There’s no doubt he can pass but there’s also no question that he needs to shoot and score more.

The Minnesota native had his best offensive numbers in 2007-08 with the Boston Bruins, scoring 21 goals and 24 assists in the rookie season of his four-year NHL career.

The goal total is likely safe but the assist mark is soon to be eclipsed and Wheeler is all good with being a helper rather than a finisher.

“I get more joy out making somebody else’s day. If it was 18-3 the other way, I’d have more of a problem with it. I enjoy moving the puck around and getting everyone involved. The goals will come, just by creating chances,” said Wheeler.

The natural assumption when one first sees Wheeler play is that he’s a prototypical power forward.

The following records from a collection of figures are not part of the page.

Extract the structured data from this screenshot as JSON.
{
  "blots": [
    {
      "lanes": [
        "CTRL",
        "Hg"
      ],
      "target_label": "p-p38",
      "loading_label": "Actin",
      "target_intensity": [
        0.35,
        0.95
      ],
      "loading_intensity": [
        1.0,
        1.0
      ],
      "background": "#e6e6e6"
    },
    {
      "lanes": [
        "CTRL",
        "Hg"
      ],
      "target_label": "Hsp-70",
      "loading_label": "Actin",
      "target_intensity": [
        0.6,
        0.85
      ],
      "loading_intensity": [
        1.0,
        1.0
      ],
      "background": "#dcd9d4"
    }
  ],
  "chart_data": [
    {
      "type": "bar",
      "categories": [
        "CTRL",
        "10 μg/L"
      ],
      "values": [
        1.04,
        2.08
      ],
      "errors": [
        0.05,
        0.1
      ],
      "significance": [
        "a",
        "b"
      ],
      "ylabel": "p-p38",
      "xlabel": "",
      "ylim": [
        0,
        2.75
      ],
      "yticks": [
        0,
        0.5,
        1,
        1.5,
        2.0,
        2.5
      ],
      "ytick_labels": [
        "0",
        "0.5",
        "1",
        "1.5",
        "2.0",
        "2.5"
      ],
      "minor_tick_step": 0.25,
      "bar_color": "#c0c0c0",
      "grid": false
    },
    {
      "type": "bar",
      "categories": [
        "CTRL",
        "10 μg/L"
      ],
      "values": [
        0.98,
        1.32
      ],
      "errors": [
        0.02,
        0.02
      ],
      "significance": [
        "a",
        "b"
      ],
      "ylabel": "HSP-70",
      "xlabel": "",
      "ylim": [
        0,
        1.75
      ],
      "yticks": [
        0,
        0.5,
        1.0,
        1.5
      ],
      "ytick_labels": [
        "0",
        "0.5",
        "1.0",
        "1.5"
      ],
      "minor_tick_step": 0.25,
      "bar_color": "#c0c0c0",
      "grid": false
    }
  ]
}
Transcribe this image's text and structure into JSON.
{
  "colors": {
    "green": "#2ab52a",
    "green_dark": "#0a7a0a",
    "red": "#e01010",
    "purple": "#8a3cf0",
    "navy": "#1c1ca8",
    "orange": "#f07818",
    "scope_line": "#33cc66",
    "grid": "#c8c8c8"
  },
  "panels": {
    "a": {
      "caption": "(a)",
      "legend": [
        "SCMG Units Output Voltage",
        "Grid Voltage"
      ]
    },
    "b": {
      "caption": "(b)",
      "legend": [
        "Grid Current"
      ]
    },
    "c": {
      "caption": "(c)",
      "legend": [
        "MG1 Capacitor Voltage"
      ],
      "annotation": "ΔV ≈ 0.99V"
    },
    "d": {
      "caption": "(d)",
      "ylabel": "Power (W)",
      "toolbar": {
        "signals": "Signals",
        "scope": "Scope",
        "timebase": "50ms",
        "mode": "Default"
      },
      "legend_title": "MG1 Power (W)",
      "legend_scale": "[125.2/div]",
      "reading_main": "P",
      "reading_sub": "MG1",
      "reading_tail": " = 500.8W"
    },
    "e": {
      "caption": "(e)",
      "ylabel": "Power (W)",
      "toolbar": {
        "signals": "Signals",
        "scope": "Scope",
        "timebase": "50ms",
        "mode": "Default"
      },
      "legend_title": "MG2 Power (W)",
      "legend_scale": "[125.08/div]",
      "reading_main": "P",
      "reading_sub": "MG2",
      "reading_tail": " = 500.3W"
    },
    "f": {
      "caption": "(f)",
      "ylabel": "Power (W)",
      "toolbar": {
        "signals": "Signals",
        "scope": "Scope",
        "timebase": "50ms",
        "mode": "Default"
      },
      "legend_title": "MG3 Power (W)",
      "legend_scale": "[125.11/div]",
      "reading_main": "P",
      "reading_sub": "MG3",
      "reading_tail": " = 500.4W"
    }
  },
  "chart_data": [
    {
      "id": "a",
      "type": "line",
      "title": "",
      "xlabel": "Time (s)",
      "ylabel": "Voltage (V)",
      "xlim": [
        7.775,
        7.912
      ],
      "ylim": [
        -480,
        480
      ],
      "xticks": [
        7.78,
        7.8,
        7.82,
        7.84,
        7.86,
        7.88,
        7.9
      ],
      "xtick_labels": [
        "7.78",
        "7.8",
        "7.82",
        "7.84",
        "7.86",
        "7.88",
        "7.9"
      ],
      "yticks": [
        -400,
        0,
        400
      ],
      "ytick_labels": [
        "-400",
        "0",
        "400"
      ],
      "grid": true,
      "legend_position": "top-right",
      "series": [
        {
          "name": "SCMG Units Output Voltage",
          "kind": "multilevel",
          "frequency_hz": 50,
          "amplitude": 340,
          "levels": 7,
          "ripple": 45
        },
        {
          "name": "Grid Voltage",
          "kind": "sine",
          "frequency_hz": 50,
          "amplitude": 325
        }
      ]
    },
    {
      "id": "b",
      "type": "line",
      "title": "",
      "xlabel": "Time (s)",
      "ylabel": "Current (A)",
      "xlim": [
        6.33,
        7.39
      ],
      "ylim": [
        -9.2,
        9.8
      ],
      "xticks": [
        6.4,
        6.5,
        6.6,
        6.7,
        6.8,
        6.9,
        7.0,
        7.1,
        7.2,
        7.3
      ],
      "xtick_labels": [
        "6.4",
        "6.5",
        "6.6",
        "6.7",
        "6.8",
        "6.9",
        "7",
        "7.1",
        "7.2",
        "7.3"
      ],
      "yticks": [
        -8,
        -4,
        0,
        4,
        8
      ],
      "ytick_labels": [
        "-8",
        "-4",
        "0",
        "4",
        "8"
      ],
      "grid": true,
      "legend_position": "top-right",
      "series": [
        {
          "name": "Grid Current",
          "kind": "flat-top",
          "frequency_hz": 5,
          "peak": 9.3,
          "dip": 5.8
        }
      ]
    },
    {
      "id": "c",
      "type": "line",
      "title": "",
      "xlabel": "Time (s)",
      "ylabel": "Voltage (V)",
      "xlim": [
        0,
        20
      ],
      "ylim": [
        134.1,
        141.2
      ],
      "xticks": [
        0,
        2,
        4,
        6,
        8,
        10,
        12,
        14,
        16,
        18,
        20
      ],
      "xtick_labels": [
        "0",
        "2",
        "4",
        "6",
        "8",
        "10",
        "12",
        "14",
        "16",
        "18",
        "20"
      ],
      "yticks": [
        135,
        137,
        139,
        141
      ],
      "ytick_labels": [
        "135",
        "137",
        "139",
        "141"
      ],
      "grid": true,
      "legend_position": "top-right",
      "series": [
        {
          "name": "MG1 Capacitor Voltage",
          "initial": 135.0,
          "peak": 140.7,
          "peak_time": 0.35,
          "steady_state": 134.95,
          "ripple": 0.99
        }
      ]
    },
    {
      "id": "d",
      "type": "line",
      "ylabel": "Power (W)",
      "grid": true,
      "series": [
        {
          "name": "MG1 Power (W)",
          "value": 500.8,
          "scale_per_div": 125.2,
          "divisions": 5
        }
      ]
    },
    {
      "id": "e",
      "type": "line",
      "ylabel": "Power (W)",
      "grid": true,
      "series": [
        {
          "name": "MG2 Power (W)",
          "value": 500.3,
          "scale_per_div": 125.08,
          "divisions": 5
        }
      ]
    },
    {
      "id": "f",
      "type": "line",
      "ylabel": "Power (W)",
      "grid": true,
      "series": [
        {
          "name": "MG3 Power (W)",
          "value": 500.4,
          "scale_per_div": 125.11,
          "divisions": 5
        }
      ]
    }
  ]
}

At 6-foot-5 and 214 pounds with lots of speed and soft hands, he could certainly be a net-crashing goal scorer.

But Wheeler’s ice vision might be his best asset and he says how the puck gets in the net or who puts it there isn’t paramount.

“I was taught by a guy who had a lot of points that it’s not the first or second column that they count but the third column,” said the 25-year-old Wheeler, who was traded by the Bruins to the Atlanta Thrashers last season. “So, regardless, the goals are for the team and I’m not concerned who is putting the puck in the net so long as it gets there.”

Three goals, however, isn’t enough from Wheeler and there needs to be more of a scoring element to his game.

“It’s driven some of my coaches nuts because I get into certain spots and they just want me to shoot and I’m looking for the next pass,” said Wheeler. “I’m playing with guys that see the ice really well and if they can score better than me, then I’m good making the pass to them.”

The line of Wheeler, Bryan Little and Evander Kane has been Winnipeg’s most potent this season.

“You can’t cover Kane, especially on the breakouts. He’s just gone and that’s the name of the game, to give him the puck with speed. For me, to play with a guy that likes to shoot like he does and that’s dangerous from anywhere in the zone is perfect. You make one pass and he creates his own chance. He can score from anywhere,” said Wheeler. “And Lits, he’s been hot and he can really find the open spots.”

Wheeler’s selfless approach is admirable but the best passers in hockey history all scored lots of goals as well.

Shooting more will round out Wheeler’s game and make him less predictable and more effective.